Three concrete real-world examples
Example 1: Archiving a small project's docs site
Goal: take a 12-page Mintlify docs site for an OSS library and save it locally for offline reference. Method: paste each page URL into the web tool, save each .md file, organize by section. Time: about 8 minutes for 12 pages. Output: a folder you can grep, feed to an LLM, or open in Obsidian.
Example 2: Building an AI assistant for a company's internal wiki
Goal: take a 200-page private GitHub Wiki, convert to Markdown, embed for retrieval. Method: clone the repo.wiki.git repo (raw .md files, no conversion needed), then chunk and embed using the recipe in scrape a website to Markdown for RAG. Time: 30 minutes end-to-end. Output: a queryable knowledge base.
Example 3: One-off README extraction
Goal: grab the README of a repo you're evaluating, paste into ChatGPT, ask "what does this project do?" Method: paste the README URL into /convert/url-to-markdown, copy the result into the LLM. Time: 30 seconds. Or, equivalently, click "Raw" on the README on github.com itself.
Common mistakes to avoid
- Saving the rendered HTML instead of the converted Markdown. The HTML version is 5-10x larger in tokens and includes all the GitHub UI chrome.
- Forgetting the source URL in each saved file. Add it as a comment at the top so you can re-fetch later.
- Mixing wiki pages and rendered docs in one folder without provenance. They have different update cadences and different formats; keep them in sibling folders.
- Treating the conversion as the whole job. Conversion is one step. The next steps are usually chunking, embedding, retrieval — see the URL-to-Markdown for RAG guide.
Working with GitHub Pages sites
Many OSS projects deploy their documentation as GitHub Pages — static sites built from a docs/ folder or a gh-pages branch. Examples: https://docs.docker.com, https://kubernetes.io/docs, project sites at https://<user>.github.io/<project>.
These behave like any other static documentation site for conversion purposes — paste the URL into the web tool, get clean Markdown back. The advantage with GitHub Pages specifically: the source repo is also accessible. If the docs are originally written in Markdown (most are), you can clone the repo and grab the source files directly with no conversion at all. Worth checking before you start clicking through every rendered page.

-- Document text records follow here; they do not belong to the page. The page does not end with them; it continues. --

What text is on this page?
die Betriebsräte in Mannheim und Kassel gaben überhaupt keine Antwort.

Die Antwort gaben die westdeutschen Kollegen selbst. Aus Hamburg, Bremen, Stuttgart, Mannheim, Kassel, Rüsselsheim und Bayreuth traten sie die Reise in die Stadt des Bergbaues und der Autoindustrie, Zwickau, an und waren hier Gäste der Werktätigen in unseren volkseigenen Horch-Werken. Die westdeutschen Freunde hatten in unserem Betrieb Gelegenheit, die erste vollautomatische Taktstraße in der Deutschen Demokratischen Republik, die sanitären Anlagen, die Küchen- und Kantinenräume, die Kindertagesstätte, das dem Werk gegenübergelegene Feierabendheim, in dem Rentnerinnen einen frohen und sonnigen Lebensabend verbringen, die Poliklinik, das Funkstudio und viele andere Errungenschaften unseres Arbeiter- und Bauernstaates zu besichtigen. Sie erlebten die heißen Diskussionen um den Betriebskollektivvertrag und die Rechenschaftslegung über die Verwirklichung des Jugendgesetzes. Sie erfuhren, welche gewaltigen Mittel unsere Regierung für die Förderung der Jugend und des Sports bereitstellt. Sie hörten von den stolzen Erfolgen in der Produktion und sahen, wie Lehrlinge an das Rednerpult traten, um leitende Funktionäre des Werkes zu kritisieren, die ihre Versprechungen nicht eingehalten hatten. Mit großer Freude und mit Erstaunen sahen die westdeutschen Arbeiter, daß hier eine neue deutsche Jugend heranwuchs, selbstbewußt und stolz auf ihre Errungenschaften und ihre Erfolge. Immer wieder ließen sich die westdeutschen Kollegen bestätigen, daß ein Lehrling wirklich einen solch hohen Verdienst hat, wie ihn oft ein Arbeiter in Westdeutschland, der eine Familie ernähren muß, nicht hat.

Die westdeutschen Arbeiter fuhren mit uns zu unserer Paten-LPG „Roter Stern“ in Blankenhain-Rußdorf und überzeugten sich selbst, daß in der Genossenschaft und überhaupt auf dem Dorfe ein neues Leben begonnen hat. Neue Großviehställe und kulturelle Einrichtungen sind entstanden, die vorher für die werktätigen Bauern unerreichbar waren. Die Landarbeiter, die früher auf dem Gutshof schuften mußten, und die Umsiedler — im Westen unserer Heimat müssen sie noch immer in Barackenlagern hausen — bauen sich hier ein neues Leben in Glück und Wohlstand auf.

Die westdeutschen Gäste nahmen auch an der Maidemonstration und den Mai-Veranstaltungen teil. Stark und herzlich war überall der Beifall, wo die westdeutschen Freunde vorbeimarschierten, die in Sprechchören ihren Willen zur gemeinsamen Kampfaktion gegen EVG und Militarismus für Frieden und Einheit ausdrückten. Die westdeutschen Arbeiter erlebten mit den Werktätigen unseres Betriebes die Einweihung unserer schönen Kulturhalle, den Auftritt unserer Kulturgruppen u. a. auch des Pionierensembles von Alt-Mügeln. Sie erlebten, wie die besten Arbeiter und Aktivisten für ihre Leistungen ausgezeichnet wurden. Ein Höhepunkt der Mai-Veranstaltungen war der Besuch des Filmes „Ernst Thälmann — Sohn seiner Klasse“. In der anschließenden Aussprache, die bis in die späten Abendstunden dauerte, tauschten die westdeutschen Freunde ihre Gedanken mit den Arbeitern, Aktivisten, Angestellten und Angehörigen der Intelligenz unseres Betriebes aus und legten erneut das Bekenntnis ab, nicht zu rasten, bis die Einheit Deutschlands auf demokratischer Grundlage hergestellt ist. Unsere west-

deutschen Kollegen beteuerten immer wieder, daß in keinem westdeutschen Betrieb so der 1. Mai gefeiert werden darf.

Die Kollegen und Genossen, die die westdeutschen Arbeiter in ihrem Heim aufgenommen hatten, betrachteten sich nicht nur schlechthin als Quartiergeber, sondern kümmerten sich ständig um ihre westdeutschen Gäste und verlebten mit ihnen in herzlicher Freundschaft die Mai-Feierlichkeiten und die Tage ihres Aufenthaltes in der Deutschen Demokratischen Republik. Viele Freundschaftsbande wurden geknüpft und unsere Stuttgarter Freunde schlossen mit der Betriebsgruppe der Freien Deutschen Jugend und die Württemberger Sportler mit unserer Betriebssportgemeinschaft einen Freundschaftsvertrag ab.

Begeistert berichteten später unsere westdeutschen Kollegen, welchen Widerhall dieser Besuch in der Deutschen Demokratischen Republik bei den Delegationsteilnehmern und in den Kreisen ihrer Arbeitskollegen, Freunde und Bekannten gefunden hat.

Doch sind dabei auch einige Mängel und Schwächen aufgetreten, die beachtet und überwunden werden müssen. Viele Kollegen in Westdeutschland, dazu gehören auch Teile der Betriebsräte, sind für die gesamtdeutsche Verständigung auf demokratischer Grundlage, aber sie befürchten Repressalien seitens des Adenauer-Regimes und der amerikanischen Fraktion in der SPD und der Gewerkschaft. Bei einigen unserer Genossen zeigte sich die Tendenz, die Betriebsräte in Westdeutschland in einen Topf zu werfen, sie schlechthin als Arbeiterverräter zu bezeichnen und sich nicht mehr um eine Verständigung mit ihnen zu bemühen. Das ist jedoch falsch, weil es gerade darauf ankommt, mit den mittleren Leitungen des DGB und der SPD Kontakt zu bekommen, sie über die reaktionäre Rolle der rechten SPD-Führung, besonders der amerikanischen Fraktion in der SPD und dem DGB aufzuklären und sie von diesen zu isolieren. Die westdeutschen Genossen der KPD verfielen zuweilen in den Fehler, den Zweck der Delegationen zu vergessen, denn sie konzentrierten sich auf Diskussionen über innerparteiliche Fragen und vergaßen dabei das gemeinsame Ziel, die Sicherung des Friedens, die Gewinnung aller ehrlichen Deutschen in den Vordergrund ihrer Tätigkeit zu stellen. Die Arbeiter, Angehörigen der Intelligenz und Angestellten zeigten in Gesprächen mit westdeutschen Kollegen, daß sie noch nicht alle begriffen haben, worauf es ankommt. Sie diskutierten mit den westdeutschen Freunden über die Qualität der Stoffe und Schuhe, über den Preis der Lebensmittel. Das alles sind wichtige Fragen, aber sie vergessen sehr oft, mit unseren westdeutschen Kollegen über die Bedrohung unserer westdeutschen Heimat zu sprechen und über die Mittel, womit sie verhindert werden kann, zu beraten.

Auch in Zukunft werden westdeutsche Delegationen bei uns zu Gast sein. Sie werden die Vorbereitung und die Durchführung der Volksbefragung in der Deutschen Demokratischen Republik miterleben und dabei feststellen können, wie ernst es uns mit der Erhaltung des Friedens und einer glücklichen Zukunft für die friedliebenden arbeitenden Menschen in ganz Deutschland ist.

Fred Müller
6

Handling GitHub-flavored Markdown extensions
GFM (GitHub Flavored Markdown) extends standard Markdown with task lists (- [ ]), tables, strikethrough, autolinking, and HTML blocks. After conversion via MDisBetter, all of these are preserved as standard Markdown where possible. Two specific cases:
- Mermaid diagrams: stay as fenced code blocks tagged
mermaid. Renderable in Obsidian, VS Code, and on GitHub itself. - Collapsible sections (
<details>): preserved as HTML blocks since standard Markdown has no equivalent. Most Markdown renderers handle them fine because Markdown allows inline HTML.
Recommendation
For under 30 pages, paste each URL into the MDisBetter web tool and save manually. The output quality is the highest you'll get for arbitrary GitHub-hosted docs, and you don't need to write a line of code. For 30+ pages, write a 30-line Python script using Trafilatura — the recipe is in the RAG tutorial and the same code handles GitHub-rendered docs sites, GitHub Pages, and most other static documentation. For wikis, just clone the wiki repo. For mixed corpora that include PDF whitepapers, see best free PDF to Markdown converters for the PDF half.